Anthony Valentini a utilisé ce tip-ex pendant une épreuve de géographie durant son année d’hypokhâgne au lycée Chaptal. Accablé par l’ennui, un ami d’Anthony lui avait volé son tipp-ex pour écrire sur sa table des tags insultant leur professeure. Ne s’arrêtant pas là, son ami avait brandi le tipp-ex en direction de ses camarades, concentrés sur leurs devoirs. Il l’avait agité, secoué de sorte à créer un bruit évoquant celui d’une mitraillette, en faisant semblant de tuer tout le monde. Amusé par le décalage entre cette scène et la situation, Anthony avait ri et ils s’étaient fait réprimander, comme des enfants, par leur professeure. Pourtant, Anthony n’était pas un élève turbulent. En réalité il dit avoir « toujours rêvé être un bad-boy » mais rester condamné à « n’être que le gendre idéal ».

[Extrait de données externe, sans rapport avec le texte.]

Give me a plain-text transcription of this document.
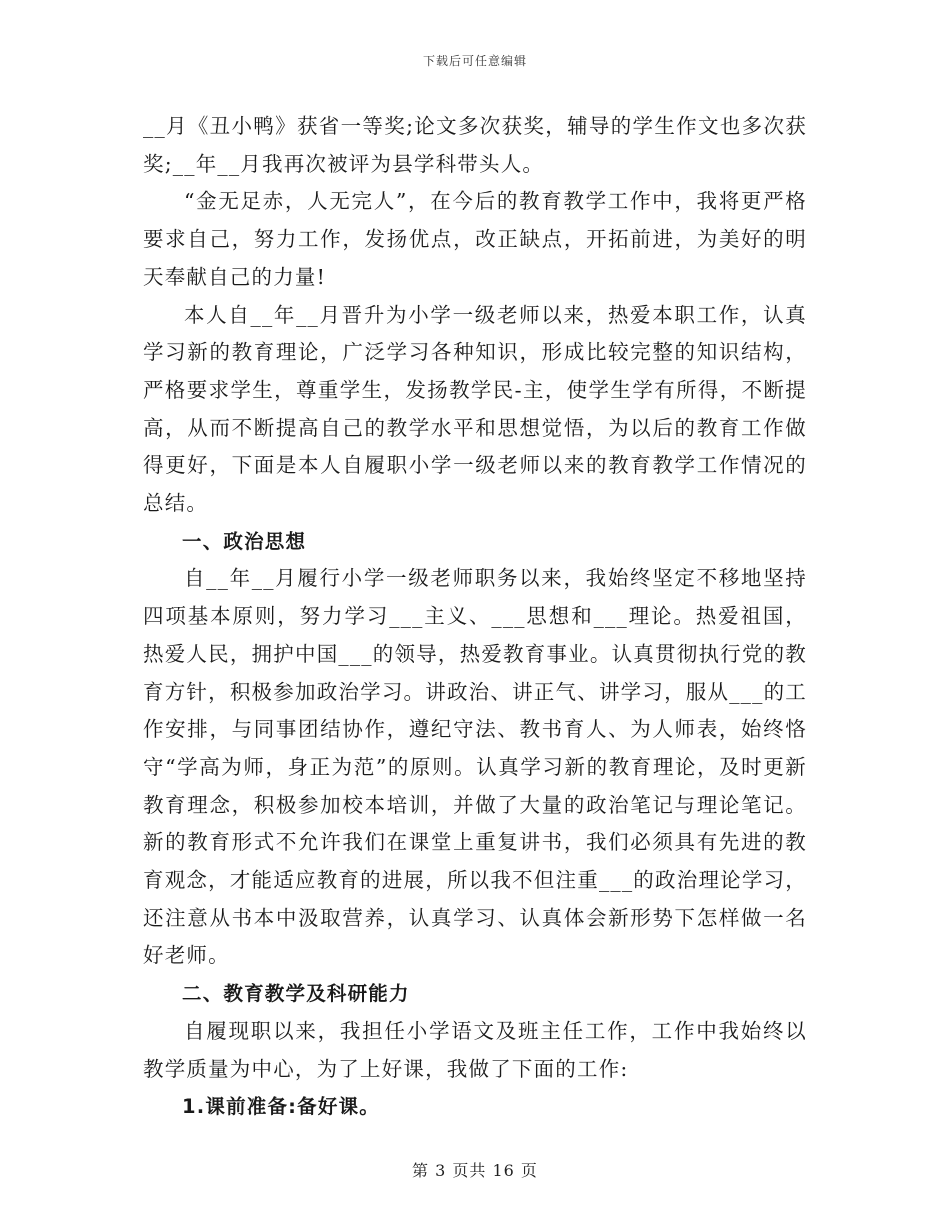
下载后可任意编辑

__月《丑小鸭》获省一等奖;论文多次获奖，辅导的学生作文也多次获奖;__年__月我再次被评为县学科带头人。

“金无足赤，人无完人”，在今后的教育教学工作中，我将更严格要求自己，努力工作，发扬优点，改正缺点，开拓前进，为美好的明天奉献自己的力量!

本人自__年__月晋升为小学一级老师以来，热爱本职工作，认真学习新的教育理论，广泛学习各种知识，形成比较完整的知识结构，严格要求学生，尊重学生，发扬教学民-主，使学生学有所得，不断提高，从而不断提高自己的教学水平和思想觉悟，为以后的教育工作做得更好，下面是本人自履职小学一级老师以来的教育教学工作情况的总结。

一、政治思想

自__年__月履行小学一级老师职务以来，我始终坚定不移地坚持四项基本原则，努力学习___主义、___思想和___理论。热爱祖国，热爱人民，拥护中国___的领导，热爱教育事业。认真贯彻执行党的教育方针，积极参加政治学习。讲政治、讲正气、讲学习，服从___的工作安排，与同事团结协作，遵纪守法、教书育人、为人师表，始终恪守“学高为师，身正为范”的原则。认真学习新的教育理论，及时更新教育理念，积极参加校本培训，并做了大量的政治笔记与理论笔记。新的教育形式不允许我们在课堂上重复讲书，我们必须具有先进的教育观念，才能适应教育的进展，所以我不但注重___的政治理论学习，还注意从书本中汲取营养，认真学习、认真体会新形势下怎样做一名好老师。

二、教育教学及科研能力

自履现职以来，我担任小学语文及班主任工作，工作中我始终以教学质量为中心，为了上好课，我做了下面的工作:

1.课前准备:备好课。

第 3 页共 16 页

Plusieurs années après, Anthony Valentini retrouva sa professeure lors d’un forum des anciens élèves du lycée Chaptal. Devant sa réussite professionnelle, à la fin de la présentation, elle le gratifia d’un « Quand je vois ce que vous êtes devenu, je n’aurais pas misé sur vous ». Remarque blessante, regard biaisé, incapacité de juger. Ineffaçable en dépit du tipp-ex.

 

Je continue ma visite, me dirigeant à droite, vers ce qui semble être une feuille. Il s’agit en fait d’une copie d’Anthony. Une dissertation de lettres sur Balzac, corrigée en rouge. Revoir des copies me fait toujours un drôle d’effet, entre nostalgie et répulsion. On peut lire sur le cartel :

 

Dissertation, 2002

Cette dissertation est particulière pour Anthony Valentini car il s’agit de sa meilleure note de lettres, un 15. Pourtant, il l’a écrite dans l’avion, durant son retour de vacances, de Singapour à Paris. Un vol de 12h qui lui a permis de rendre son devoir dans les temps exigés. Sa professeure de lettres ne pouvait pas s’en douter. La tête dans les nuages, Balzac l’a visiblement inspiré, mais aujourd’hui, l’auteur est trop loin dans sa mémoire, il ne pourrait en parler davantage. 

 

Comme quoi, on peut produire un devoir de qualité, même dans un environnement incongru, c’est noté.

 

L’exposition se poursuit avec un autre objet à gauche, vraiment banal et ordinaire, une valise. Étonnant, une valise dans un musée… C’est tellement peu personnel…

 

 

Valise 2000-2020

Cette valise est une de celles qu’Anthony Valentini a promenées avec lui lors de ses voyages. Il est un grand baroudeur, de Singapour à la Bosnie, du Portugal à la Vendée.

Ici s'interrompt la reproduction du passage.